In his book, Finishing Well, Bob Buford interviewed Dr. Armand Nicholi, editor of The Harvard Guide to Psychiatry. Dr. Nicholi, who also taught at Harvard, made the following observation: “The people who feel the best about themselves after retirement are those who get involved in some kind of work or activity where they can make a contribution to others, such as volunteer work, mentoring, or teaching. Sharing your wealth through charitable giving and philanthropy is important, but sharing your knowledge is every bit as important. It’s the opposite of ‘fame and fortune,’ but it has lasting significance. I’ve often said,’The fruit of my work grows on other people’s trees.’”
When I moved into Retirement Mode, I focused on what I could do to serve others. I volunteered at a Food Bank and a homeless shelter. I taught religious education classes, mentored young adults, and spent as much time as I could with my growing herd of grandchildren. Leaving a legacy for them was and still is a priority. Publishing my book, Walking Through the Valley of Tears, my personal grief journey, also opened new opportunities to help others via a grief ministry.
Oh, I still get in a round of golf each week and make an occasional trip. I consume books and enjoy writing personal reflections. TheBuddyBlog.com has become a mission in itself as I reflect on the things that now matter most.
While I had some good-natured fun offering my friend my services as a retirement advisor, what I really was trying to communicate is that a successful retirement experience requires more than having enough money to live on.
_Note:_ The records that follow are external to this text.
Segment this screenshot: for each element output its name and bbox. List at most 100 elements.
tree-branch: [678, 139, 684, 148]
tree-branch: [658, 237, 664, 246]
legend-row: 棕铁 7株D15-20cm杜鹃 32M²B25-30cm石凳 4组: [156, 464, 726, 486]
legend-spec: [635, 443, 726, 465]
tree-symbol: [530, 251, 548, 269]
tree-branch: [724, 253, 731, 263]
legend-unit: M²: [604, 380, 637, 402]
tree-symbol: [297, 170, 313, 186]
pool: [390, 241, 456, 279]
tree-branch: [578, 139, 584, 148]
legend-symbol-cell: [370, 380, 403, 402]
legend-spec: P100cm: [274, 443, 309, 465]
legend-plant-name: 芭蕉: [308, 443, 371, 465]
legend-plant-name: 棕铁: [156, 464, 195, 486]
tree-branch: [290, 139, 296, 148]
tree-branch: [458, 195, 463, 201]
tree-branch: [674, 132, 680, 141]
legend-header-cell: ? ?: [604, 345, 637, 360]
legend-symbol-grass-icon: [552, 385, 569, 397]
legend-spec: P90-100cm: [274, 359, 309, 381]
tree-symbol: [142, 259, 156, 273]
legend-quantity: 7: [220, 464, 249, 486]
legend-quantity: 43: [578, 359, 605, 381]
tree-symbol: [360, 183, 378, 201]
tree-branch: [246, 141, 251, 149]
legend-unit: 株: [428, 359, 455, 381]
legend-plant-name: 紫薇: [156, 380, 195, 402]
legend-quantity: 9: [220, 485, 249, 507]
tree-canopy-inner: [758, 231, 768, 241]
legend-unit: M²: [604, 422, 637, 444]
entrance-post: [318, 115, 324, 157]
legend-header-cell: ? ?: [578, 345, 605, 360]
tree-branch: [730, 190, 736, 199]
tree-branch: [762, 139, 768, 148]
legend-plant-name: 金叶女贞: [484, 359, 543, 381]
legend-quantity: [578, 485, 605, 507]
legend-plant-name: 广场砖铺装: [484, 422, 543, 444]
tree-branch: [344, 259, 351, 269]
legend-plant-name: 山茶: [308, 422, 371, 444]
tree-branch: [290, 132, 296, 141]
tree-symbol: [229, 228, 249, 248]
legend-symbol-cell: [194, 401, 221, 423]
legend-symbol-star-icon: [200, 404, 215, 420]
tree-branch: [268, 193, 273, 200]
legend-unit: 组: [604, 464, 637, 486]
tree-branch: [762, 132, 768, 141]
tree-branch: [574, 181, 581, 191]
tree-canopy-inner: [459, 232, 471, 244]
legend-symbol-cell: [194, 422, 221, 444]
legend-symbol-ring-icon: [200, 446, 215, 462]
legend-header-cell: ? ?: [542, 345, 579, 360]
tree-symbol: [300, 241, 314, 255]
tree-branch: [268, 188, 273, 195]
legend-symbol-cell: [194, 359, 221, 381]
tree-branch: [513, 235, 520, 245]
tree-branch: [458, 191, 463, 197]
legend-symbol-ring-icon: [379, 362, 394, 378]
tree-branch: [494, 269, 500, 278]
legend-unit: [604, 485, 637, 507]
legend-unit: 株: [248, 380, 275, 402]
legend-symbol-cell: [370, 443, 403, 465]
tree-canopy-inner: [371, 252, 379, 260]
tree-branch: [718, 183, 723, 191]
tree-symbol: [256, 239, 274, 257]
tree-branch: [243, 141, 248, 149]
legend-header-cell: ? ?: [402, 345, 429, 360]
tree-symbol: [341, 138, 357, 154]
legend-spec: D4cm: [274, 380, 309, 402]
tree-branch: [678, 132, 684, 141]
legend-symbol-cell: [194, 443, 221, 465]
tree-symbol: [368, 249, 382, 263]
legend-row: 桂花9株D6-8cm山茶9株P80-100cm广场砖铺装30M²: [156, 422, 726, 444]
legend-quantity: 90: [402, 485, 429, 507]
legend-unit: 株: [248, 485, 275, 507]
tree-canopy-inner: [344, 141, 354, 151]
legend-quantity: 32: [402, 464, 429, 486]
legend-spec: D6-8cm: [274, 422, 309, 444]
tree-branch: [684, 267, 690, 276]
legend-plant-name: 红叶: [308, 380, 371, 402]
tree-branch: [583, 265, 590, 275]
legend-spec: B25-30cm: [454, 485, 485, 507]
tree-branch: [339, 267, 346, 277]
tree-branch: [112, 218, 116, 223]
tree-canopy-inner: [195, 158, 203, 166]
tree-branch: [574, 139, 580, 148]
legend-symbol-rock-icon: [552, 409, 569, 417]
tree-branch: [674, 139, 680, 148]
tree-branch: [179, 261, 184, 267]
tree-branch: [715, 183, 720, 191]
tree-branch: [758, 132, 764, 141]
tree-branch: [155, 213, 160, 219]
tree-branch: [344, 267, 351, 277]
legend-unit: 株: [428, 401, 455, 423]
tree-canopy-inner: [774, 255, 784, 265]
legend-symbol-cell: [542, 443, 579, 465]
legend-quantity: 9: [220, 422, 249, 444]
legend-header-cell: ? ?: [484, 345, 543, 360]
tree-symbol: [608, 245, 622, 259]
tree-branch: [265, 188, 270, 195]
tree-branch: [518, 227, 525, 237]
It requires something to live for.… in the waking up every morning with a purpose.
In other words, I don’t believe in retirement; I believe in re-purposement. If you are blessed with the financial resources to no longer work for a living, you now have the free time to repurpose how you spend your time, and the most fulfilling way to do that is in service to others.
Find your passion, find your purpose, and I pray you will find finishing well a legacy worth leaving.